Results: The DLR model based on ExtraTrees demonstrated superior performance with AUC values of 0.943 (95% CI: 0.918-0.969) and 0.916 (95% CI: 0.861-0.971) for the training and testing set, respectively. The combined model DLR nomogram (DLRN) further enhanced the performance, resulting in AUC values of 0.960 (95% CI: 0.940- 0.979) and 0.934 (95% CI: 0.876-0.991) for the training and testing sets, respectively. DCA analysis indicated that DLRN provided greater clinical benefits compared to other models.

Conclusion: DLRN based on US images shows exceptional performance in distinguishing BPGTs and MPGTs, providing more reliable information for personalized diagnosis and treatment plans in clinical practice.

1 Introduction

The parotid gland is a vital exocrine organ and the primary site for salivary gland tumors. Parotid gland tumors (PGTs) account for approximately 3-12% of head and neck neoplasms, with 80% of all salivary gland tumors occurring in this location (1, 2). The majority of these tumors are benign, comprising around 75% to 80%,with pleomorphic adenomas (PA) and Warthin tumors being the most common types, followed by basal cell adenomas (BCA). Mucoepidermoid carcinoma (MEC) is the most frequent malignant parotid gland tumor (MPGTs), followed by adenoid cystic carcinoma (ACC) and acinar cell carcinoma (3, 4). The pathological subtypes of PGTs are complex. Accurate discrimination between benign and malignant PGTs is crucial for clinical management and prognosis assessment. For most benign parotid gland tumors (BPGTs), partial gland or simple tumor resection suffices (5). However, MPGTs often require more aggressive interventions such as total parotidectomy along with potential lymph node dissection, complemented by radiotherapy if deemed necessary (6).

Preoperative auxiliary diagnosis of PGTs primarily involves two methods: fine-needle aspiration cytology (FNAC) and imaging examination. FNAC is currently widely utilized as an adjunctive diagnostic tool, exhibiting an accuracy rate ranging from 85% to 97% in distinguishing between BPGTs and MPGTs (7). However, due to the limited sample size, it may not fully represent the overall characteristics of the tumor, leading to inconclusive diagnoses (8). Furthermore, FNAC is an invasive procedure that carries risks of tumor cell implantation metastasis and inducing parotitis (9). Currently employed imaging techniques for parotid examination include ultrasound (US), computed tomography (CT),and magnetic resonance imaging (MRI). CT can effectively illustrate the relationship between the tumor and surrounding tissue structures. MRI offers high soft tissue resolution enabling assessment of nerve invasion by tumors. Nevertheless, their clinical application is restricted by ionizing radiation exposure, high costs, and various contraindications (10, 11). In comparison, US possesses non-invasive features with real-time capability at a lower cost. It provides comprehensive information regarding the location, size, shape, margin, and blood supply of tumors; hence, it is considered as the preferred preoperative imaging method for evaluating PGTs (12). Nonetheless, the US features of PGTs partially overlap, and interpretation of US findings may vary depending on operator experience, resulting in discrepancies in diagnostic outcomes (13).

Radiomics is a field emerged from the convergence of artificial intelligence (AI) and medical imaging. It enables the extraction of potential features from medical images that are imperceptible to the human eye in a high-throughput manner, which can be transformed into visual data for quantitative analysis (14). By utilizing machine learning models, radiomics facilitates non-invasive assessment of various biological behaviors associated with tumors, making it widely applicable in early diagnosis, prognosis prediction, and treatment evaluation (1517). While several scholars have conducted radiomics research on PGTs using CT and MRI images (1820), there is limited literature based on US images (21).
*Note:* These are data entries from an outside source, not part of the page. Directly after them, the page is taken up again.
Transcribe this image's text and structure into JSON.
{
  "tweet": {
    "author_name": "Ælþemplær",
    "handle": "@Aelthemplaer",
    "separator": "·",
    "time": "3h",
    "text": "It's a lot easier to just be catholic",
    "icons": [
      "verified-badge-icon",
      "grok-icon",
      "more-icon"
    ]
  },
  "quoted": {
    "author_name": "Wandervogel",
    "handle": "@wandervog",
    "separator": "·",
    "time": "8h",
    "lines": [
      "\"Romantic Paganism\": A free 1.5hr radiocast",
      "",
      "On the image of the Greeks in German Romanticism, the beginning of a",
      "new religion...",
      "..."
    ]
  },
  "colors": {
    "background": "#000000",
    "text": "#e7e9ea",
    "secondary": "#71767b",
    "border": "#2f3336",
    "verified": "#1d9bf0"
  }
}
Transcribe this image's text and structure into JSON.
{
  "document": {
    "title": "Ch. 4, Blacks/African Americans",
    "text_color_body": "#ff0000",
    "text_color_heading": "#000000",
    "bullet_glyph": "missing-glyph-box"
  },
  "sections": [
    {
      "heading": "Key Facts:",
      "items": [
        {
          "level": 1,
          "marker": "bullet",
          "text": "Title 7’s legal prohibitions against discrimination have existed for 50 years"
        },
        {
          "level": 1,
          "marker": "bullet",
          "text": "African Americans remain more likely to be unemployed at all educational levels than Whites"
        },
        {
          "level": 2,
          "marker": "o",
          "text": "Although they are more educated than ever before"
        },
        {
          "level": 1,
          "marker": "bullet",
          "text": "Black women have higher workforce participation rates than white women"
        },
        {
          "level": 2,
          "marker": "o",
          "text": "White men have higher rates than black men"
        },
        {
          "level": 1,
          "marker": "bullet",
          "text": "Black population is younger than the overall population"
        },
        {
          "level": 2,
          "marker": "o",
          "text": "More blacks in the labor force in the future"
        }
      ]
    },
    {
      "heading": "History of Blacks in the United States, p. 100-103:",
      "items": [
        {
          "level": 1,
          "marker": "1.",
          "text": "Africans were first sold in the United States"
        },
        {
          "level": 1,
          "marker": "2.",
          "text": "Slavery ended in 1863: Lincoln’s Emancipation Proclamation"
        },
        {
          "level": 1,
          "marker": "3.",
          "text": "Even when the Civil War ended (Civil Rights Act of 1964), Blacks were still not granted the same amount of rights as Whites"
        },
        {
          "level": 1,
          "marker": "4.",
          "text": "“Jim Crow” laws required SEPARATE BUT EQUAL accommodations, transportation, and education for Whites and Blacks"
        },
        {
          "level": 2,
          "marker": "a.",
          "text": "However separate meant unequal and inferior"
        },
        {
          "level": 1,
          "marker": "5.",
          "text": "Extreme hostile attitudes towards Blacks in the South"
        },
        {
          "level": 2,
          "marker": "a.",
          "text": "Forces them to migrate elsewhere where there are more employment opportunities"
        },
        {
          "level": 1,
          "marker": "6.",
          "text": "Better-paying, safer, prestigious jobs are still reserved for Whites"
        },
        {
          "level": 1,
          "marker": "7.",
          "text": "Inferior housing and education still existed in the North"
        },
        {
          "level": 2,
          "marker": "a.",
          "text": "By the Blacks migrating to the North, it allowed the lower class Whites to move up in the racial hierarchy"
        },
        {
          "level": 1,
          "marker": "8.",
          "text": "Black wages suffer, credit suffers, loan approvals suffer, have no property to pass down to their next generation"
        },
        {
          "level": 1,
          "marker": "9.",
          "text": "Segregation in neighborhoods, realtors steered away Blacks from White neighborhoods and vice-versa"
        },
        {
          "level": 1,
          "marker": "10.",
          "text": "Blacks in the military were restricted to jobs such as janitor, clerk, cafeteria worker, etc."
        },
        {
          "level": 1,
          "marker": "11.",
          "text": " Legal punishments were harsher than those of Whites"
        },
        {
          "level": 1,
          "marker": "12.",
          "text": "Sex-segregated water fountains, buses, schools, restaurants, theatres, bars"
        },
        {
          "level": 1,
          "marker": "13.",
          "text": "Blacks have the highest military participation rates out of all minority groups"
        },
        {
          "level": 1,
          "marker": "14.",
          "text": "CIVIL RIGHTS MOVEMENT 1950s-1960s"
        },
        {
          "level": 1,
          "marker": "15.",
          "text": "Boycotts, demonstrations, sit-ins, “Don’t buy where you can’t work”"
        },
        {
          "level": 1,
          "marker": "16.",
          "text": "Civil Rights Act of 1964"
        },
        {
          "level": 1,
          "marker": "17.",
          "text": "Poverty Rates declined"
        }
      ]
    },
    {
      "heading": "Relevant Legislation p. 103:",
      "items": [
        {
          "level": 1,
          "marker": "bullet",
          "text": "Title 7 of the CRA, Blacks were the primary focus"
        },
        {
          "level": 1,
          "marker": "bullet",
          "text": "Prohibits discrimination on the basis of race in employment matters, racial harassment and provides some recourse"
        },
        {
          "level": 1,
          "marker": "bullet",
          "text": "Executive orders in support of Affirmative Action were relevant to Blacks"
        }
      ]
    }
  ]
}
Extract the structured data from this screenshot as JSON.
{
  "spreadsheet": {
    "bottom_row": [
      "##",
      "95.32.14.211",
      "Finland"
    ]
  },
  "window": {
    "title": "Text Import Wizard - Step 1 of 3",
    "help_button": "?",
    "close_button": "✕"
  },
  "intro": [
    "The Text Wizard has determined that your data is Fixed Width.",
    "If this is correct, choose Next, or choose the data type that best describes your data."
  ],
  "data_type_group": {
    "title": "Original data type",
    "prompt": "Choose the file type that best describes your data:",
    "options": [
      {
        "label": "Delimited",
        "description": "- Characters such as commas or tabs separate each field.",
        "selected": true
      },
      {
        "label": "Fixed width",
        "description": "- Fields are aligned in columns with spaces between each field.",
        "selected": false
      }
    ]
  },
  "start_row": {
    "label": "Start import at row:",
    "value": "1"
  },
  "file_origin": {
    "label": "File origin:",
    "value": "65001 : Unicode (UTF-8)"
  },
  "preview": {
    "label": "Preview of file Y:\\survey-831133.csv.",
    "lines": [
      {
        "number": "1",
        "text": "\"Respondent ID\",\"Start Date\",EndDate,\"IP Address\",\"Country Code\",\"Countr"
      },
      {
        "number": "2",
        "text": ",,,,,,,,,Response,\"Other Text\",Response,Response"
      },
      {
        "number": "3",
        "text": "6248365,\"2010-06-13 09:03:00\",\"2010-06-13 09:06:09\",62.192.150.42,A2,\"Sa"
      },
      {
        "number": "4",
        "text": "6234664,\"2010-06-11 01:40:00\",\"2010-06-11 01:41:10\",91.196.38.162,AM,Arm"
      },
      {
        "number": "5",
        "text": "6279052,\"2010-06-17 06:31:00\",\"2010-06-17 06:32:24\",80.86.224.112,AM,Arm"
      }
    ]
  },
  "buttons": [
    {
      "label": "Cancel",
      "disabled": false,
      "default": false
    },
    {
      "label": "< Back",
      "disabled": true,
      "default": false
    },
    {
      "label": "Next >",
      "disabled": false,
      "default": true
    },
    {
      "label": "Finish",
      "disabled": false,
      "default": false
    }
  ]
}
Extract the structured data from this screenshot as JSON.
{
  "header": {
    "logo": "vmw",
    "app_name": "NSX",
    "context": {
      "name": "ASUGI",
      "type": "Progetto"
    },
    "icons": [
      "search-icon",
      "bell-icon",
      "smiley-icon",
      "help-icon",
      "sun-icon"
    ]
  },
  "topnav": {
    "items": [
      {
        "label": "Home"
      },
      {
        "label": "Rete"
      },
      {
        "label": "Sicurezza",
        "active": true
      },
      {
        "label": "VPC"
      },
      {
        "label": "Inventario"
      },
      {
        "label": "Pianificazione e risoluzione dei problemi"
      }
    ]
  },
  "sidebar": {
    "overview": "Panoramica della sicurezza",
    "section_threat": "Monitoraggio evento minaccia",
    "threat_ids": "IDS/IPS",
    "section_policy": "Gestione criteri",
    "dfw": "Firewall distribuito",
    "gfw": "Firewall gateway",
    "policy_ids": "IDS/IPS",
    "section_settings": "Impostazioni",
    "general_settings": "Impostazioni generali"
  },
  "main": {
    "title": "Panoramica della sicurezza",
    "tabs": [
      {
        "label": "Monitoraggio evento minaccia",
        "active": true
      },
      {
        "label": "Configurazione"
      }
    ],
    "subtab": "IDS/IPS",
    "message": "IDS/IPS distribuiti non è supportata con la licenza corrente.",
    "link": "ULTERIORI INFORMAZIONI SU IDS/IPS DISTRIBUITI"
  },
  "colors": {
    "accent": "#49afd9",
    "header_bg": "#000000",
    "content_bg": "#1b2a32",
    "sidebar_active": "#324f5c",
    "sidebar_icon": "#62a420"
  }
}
In recent years, the rapid development of AI has led to the widespread application of deep learning (DL) in various medical fields. Among different types of DL architectures, convolutional neural networks (CNNs) have emerged as the most commonly used approach (22). Compared to traditional radiomics, DL neural networks with their multi-layer structure can automatically learn semantic and spatial features from hidden layers, enabling end-to-end mapping from input to output. This capability has shown promise in improving tumor classification performance (2325). Yu et al. (26) developed multiple DL models based on multi-center CT images to assist in diagnosing BPGTs and MPGTs, and it was found that MobileNet V3 exhibited the best predictive performance. When compared to the traditional radiomic SVM model, MobileNet V3 demonstrated a significant increase in sensitivity by 0.111 and 0.207 for internal and external test sets respectively (P < 0.05). The utilization of these models resulted in notable improvements in clinical benefits and overall efficiency for less experienced radiologists.

The traditional radiomics methods have complex workflows and primarily rely on manually defined features, which may not fully capture the inherent heterogeneity within lesions. Although DL has the potential to automatically learn more comprehensive features, its algorithms are abstract and less interpretable. While radiomics and DL features have their own distinct advantages and limitations, their integration offers complementary information, making it a prominent research direction in recent years. To our knowledge, there is currently no existing research that utilizes fusion models of radiomics and DL features for characterizing the differentiation of BPGTs and MPGTs including US, CT, and MRI. We hypothesize that fused features can offer additional valuable information to enhance the efficacy of US radiomics in distinguishing between BPGTs and MPGTs. In this study, we compared the diagnostic performance of multiple radiomics classifier models with various DL models. Additionally, we developed a feature fusion model and integrated clinical and US features to construct a nomogram, aiming to enhance the visual classification of preoperative diagnosis for PGTs and facilitate personalized precision diagnosis and treatment for patients.

2 Materials and methods

2.1 Patients

The present study has obtained approval from the hospital ethics committee (protocol code 2024KS002). Given its retrospective nature, patient informed consent was waived.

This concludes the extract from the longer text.